Yéwwi Askan wi fidèle a son préambule de retard, de non respect de la loi dans la confection de ses listes et de perturbations de la paix et de la stabilité sociale, cherche à faire croire à l’opinion nationale et internationale qu’elle se trouverait dans la même situation que Benno BOKK YAKAAR alors que nenni ! Les cas sont loin d’être pareils aussi bien sur le fond que sur la forme.

Benno BOKK YAKAAR ne fait pas dans la compromission et respecte bien la loi.

Ousmane Sonko biceps dehors ,cherche une validation de leurs listes même si c’est au forceps.

Le comptoir comme promontoire de son activisme politique a trouvé ses assises .

L’hydre que constitue Yéwwi , le besoin de sécurisation ,d’affirmation et de confirmation continuent dans sa quête inlassable. Nonobstant le sentiment d’infiltration qui peut rendre fou et amer .

Quand une cuisine sert de cuisine politique, le service alimentaire ne peut pas manquer de commentaires. C’est connu qui paye commande mais qui consomme commente!

Quand la méfiance devient majoritaire dans le contexte actuel, la conscience d’un désir d’isolement synonyme de sécurisation s’exprime en prétexte d’un voyage si loin et si près à la fois.

En ne manquant pas de faire son marché favori, dans le rayon catastrophe avant d’apostropher d’irrespect les institutions de la République, Sonko a montré son menu des grands jours, non pas d’allégresse mais de détresse profonde pour un pays. Menu des mauvais jours où une Nation pleure ses fils. Avec un langage qui n’a rien à voir avec la posture d’un homme d’État ,il a répété son discours d’instabilité dont la mise en scène ne signifie rien d’autre que sacrifier les enfants des autres qui sont victimes de leur attachement ou même idolâtrie, avant d’être des victimes ou des agneaux de sacrifice.

Véritable mise en scène où on se trompe de musicalité et d’hymne où même un parfum dédié au grand Cheikh Anta Diop ne saurait effacer l’odeur plus forte de la vraie nature humaine. Un dopage de courte durée sur les pages de notre grande Histoire ,pour essayer de titiller l’imagerie du vrai patriotisme. Le vrai patriotisme ne se trouve pas dans ce genre de théâtralisation pour se jouer des sénégalais.

Être un opposant ne doit pas signifier être opposant à L’ETAT de droit ou à l’exercice même du droit en poussant l’anarchisme à son paroxysme avec certification d' »assumation » !

Sur les lignes de démarcation avec ceux qui ont été avec le Président Macky Sall jusqu’à son élection ou qui ont eu des nominations avec lui en pensant aux potentiels pions espions ceux-là sauront ,au moment opportun ,prendre leurs responsabilités.

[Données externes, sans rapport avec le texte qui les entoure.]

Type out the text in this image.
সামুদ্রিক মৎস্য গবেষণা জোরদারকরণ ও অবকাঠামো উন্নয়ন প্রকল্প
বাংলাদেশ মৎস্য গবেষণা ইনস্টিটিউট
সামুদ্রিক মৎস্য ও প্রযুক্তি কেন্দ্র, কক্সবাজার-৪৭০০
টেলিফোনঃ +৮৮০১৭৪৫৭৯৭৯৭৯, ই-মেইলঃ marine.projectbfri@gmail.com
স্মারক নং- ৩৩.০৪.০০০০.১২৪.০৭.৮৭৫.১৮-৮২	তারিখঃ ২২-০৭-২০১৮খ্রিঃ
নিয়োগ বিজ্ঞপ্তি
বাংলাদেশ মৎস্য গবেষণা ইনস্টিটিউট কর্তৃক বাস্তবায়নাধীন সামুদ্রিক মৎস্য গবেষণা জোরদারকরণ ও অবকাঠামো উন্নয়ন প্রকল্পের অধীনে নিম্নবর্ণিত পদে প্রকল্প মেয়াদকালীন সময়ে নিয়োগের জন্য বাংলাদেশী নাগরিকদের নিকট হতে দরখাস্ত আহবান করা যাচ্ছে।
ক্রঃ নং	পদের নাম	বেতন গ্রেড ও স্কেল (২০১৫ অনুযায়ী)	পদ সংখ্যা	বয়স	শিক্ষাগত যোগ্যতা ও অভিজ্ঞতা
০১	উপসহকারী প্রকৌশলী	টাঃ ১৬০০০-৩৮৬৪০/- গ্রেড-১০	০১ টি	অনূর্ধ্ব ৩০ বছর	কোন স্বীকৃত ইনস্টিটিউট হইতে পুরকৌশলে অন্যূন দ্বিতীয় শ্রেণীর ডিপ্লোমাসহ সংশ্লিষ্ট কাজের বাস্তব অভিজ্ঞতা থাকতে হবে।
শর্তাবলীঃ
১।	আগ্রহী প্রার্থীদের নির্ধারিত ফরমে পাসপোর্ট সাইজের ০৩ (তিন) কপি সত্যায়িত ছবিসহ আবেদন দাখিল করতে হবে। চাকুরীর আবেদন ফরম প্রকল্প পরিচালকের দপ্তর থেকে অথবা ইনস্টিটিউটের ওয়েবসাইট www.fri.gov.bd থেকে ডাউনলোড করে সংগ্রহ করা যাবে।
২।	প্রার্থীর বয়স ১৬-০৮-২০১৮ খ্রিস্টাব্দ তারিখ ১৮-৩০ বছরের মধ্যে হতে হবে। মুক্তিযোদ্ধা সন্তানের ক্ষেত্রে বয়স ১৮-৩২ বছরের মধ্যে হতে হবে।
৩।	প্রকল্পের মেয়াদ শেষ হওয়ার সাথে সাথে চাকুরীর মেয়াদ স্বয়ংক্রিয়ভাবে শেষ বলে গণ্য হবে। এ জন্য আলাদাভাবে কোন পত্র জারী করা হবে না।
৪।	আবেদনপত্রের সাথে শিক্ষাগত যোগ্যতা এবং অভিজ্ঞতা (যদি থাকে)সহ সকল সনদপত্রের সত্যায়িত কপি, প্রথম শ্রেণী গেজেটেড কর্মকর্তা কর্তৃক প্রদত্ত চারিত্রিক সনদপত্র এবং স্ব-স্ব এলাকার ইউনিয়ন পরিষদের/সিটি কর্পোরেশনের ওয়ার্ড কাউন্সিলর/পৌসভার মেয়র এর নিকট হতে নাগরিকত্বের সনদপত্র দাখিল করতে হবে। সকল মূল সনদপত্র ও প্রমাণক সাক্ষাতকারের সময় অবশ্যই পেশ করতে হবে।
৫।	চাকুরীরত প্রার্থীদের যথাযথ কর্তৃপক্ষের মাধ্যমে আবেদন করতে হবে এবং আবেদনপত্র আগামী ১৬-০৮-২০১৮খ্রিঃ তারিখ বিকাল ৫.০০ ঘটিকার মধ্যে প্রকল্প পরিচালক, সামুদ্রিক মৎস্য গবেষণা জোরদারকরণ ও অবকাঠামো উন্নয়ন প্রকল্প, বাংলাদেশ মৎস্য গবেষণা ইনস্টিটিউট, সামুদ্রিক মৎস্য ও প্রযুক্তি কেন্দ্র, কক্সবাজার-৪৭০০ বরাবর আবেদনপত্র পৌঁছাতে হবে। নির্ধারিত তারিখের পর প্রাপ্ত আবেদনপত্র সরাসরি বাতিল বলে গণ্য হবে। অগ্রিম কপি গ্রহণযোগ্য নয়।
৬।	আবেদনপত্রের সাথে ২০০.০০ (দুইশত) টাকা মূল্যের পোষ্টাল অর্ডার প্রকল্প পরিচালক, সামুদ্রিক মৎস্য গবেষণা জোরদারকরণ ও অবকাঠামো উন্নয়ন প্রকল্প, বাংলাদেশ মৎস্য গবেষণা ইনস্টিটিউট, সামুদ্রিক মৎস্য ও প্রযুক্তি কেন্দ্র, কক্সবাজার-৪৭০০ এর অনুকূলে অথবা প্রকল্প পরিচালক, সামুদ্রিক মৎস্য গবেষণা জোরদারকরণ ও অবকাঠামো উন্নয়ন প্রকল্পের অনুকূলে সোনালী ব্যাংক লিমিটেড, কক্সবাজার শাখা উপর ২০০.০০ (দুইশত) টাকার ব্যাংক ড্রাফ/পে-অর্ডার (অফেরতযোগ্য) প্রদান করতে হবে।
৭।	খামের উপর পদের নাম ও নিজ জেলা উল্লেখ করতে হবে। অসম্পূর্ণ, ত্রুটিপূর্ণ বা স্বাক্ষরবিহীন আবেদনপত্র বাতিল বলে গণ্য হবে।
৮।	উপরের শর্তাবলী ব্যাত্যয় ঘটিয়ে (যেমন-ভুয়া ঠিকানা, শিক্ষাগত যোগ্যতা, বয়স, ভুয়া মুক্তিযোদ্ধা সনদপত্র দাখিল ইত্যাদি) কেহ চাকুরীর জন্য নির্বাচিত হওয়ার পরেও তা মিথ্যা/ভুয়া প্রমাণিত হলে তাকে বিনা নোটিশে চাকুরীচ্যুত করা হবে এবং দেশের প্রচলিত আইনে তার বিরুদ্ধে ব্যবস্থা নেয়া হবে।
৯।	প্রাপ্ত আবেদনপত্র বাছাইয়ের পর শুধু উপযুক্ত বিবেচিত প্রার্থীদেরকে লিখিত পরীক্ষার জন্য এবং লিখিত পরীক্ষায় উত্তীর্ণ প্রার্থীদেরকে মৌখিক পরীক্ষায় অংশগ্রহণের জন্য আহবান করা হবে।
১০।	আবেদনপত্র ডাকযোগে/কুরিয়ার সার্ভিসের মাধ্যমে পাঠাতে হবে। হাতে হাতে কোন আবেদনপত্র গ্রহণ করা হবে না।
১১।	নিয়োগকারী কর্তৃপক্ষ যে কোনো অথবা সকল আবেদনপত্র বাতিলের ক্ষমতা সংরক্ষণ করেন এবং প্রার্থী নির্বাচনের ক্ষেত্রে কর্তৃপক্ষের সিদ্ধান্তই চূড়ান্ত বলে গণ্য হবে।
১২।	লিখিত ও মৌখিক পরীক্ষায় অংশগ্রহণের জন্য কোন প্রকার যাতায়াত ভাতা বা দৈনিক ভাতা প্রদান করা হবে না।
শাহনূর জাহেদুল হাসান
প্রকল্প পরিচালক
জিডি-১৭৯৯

La psychose de ne pas savoir ou de ne pas reconnaître le vrai visage de ses partenaires est un mal à vivre pour quelqu’un qui croyait tout contrôler. Quand un ligoté se croit briseur de chaînes, les rieurs sous cape se prémunissent de bon camouflage pour faire vivre l’enfumage ..!!!

SUR LES LÉGISLATIVES

Un contexte pré-législatif pas comme les autres des contenus de listes comme pour nous faire visiter ou réviser bon nombre d’articles du Code électoral.

Le Code électoral a certes bien anticipé sur bien des cas de figures mais le contexte ou le moment présent ne cessera jamais de nous apporter des graines d’une récolte future.

Les élections législatives concernent les 46 départements du Sénégal et les 8 circonscriptions de la Diaspora.
Dans les élections législatives, nous avons deux types de scrutin qui sont parallèles, distincts et indépendants à première vue mais qui comportent des liens étroits de dépendances où l’un nourrit l’autre comme un cordon ombilical entre une mère et son bébé ou comme une proposition principale et une proposition subordonnée.

Chaque liste départementale est à scrutin majoritaire ou « raw gadou  » et chaque liste nationale est à scrutin proportionnel, proportionnel par rapport au total obtenu.

Conformément à la loi électorale ,chaque entité ou coalition choisit un nom différent de son nom habituel ou proche d’un seul nom de parti.

Le caractère national des élections législatives fait qu’une entité ou coalition ne peut pas ne pas avoir une liste nationale. Libre à chaque coalition de choisir ou définir le nombre qui atteste que les élections législatives sortent d’une confusion avec une élection locale.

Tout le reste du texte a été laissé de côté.